High net-worth individuals, who include founders of listed companies, have also booked losses running into billions.

“The major reason for the performance is the net exits by foreign investors, who have been drawn to the higher interest rates on offer in the developed markets. As such, they have realised the opportunity cost of investing in developing and emerging markets is rising by the day,” said Ronnie Chokaa, an analyst at Genghis Capital, a city-based investment bank.

“This (slide) also highlights the risk of a concentrated market.
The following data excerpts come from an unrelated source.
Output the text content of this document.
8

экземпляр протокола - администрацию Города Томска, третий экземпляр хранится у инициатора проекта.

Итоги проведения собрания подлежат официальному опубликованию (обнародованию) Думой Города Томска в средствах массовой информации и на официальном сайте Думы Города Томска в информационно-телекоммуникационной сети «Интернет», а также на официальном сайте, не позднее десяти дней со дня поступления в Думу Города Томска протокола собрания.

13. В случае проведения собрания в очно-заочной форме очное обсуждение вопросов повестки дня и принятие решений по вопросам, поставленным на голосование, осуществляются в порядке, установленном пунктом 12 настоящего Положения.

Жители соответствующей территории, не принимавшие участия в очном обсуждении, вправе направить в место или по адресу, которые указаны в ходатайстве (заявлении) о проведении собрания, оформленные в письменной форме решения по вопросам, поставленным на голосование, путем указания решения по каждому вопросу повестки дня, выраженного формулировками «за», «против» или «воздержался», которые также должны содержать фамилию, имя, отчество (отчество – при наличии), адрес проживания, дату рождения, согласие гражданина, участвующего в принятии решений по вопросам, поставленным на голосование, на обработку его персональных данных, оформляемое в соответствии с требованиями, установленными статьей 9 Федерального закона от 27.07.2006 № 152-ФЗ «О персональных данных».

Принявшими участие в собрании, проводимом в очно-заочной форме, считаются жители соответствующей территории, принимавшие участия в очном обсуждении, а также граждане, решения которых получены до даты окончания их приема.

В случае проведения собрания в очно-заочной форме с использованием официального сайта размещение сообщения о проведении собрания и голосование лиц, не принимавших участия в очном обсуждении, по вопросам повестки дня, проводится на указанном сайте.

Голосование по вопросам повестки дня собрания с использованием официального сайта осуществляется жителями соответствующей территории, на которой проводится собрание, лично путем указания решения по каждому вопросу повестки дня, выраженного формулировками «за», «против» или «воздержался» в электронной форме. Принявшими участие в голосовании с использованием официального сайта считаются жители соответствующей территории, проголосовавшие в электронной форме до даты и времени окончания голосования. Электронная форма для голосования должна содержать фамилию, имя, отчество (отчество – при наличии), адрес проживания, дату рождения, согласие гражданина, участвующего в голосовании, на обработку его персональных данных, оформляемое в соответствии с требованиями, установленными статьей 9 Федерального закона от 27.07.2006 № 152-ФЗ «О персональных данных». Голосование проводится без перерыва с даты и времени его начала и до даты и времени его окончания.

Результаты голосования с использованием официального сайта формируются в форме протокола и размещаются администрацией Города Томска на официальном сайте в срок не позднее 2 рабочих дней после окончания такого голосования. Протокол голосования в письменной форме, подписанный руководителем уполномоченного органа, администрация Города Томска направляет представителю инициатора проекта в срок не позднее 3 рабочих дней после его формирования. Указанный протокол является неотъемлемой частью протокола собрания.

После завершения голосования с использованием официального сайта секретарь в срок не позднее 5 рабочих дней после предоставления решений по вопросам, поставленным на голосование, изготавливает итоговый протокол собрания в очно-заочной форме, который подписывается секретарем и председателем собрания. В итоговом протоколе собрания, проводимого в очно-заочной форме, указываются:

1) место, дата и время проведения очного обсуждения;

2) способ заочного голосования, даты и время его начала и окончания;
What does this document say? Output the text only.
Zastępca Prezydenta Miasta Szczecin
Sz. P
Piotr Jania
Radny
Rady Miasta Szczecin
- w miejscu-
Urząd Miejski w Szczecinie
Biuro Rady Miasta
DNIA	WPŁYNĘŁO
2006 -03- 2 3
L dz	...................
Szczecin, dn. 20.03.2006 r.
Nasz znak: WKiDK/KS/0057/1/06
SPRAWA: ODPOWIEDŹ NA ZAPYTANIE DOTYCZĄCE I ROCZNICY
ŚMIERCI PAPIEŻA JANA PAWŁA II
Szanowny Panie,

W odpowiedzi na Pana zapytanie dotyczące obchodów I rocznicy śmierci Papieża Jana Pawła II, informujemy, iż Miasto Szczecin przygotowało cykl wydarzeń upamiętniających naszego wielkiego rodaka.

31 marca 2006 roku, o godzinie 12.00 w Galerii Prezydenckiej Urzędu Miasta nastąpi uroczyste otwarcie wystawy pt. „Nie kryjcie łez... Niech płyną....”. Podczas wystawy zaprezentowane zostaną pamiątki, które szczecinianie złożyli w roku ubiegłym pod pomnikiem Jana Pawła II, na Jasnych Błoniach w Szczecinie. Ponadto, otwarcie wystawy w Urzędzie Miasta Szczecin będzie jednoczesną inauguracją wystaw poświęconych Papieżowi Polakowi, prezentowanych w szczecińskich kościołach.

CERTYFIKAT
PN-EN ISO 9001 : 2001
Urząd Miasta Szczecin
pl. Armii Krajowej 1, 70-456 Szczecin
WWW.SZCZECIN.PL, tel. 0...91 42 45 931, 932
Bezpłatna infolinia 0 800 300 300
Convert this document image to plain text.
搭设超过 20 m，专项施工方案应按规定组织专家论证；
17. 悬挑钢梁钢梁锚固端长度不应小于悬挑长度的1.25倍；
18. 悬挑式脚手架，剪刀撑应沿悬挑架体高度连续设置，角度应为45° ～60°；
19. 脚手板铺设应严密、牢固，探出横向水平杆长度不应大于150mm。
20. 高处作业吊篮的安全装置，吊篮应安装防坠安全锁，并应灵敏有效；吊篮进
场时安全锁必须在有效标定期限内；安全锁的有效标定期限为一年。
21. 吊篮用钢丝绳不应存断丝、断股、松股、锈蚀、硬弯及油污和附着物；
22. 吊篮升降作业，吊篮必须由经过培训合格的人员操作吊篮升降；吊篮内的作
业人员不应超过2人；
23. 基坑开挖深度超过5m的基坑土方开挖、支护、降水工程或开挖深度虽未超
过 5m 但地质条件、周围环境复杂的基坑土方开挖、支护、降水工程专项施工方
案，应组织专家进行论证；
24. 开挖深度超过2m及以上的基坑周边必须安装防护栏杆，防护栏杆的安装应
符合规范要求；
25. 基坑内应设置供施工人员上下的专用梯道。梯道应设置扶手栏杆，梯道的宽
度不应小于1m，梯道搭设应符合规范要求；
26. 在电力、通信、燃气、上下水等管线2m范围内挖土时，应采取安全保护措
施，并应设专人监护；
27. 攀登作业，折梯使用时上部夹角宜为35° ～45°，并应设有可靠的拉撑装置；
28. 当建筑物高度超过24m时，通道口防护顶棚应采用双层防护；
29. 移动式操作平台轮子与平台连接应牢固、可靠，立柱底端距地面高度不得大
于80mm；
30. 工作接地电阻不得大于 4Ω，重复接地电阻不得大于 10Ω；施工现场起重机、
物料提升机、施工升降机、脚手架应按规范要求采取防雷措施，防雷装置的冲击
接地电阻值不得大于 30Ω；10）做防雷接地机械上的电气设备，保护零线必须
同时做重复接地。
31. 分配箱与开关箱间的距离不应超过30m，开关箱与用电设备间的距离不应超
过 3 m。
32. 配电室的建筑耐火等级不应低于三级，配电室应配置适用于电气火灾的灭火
It gives the whole market a negative characterisation based on the issues or performance of one stock or just a few counters, which obscure the fact that there may be others in there that are doing well.”

Given that daily trading at the NSE is largely dominated by foreign investors, the market concentration has left the market with huge exposure to external factors such as the global capital flight to the West.

Two years ago, the top five companies at the NSE by valuation— Safaricom, Equity Group, EABL, KCB and Co-operative Bank— accounted for 80 percent of the market’s total.

This has since fallen to 67.8 percent due to the price fall on these shares on the back of the net sales worth Sh50.3 billion made by foreign investors at the NSE in the period.

Safaricom, which is the NSE’s largest listed firm by both market capitalisation and the number of issued shares (40.06 billion), has seen its valuation drop by Sh1.17 trillion over the two years to stand at Sh631 billion currently—effectively accounting for 85 percent of the overall paper losses suffered in the period.

Bank stocks have at the same time contributed market cap losses worth Sh129 billion, led by KCB (Sh73.9 billion), Equity Group (Sh51.1 billion) and Co-operative Bank at Sh14.3 billion.

Others with significant cap losses are EABL (Sh34.4 billion), KenGen (Sh16 billion) and Jubilee Holdings (Sh13.7 billion).

This is despite these companies being the most profitable among listed firms and the most consistent and generous in dividend payments.

Other sectors such as investments, energy, construction, commercial and services have also seen their valuations drop in the period, squeezing the opportunities for investors to make money in the market and thus discouraging demand.

Agriculture stocks have defied the negativity in the market, recording a collective gain of Sh4 billion.

The lower share prices have, however, raised the dividend yields of these companies, making them attractive for entry for new investors seeking regular returns and potential capital gains in future.

The portfolio outflows that have underpinned the decline of the stock market are unlikely to abate in the short term, however, given recent rate hikes in the UK, the EU and the US, on account of lingering concerns about inflation in these economies.

All three raised their base rates by 0.25 percentage points towards the end of July, signalling a continuation of the higher returns on their respective financial assets.

At the same time, the continued weakening of the shilling against hard currencies has cut the incentive for portfolio investments into the country, due to the potential of exchange losses for foreigners when they are exiting their investments down the road.

Concerns about the availability of dollars on account of an inefficient interbank market have also weighed on foreign investors.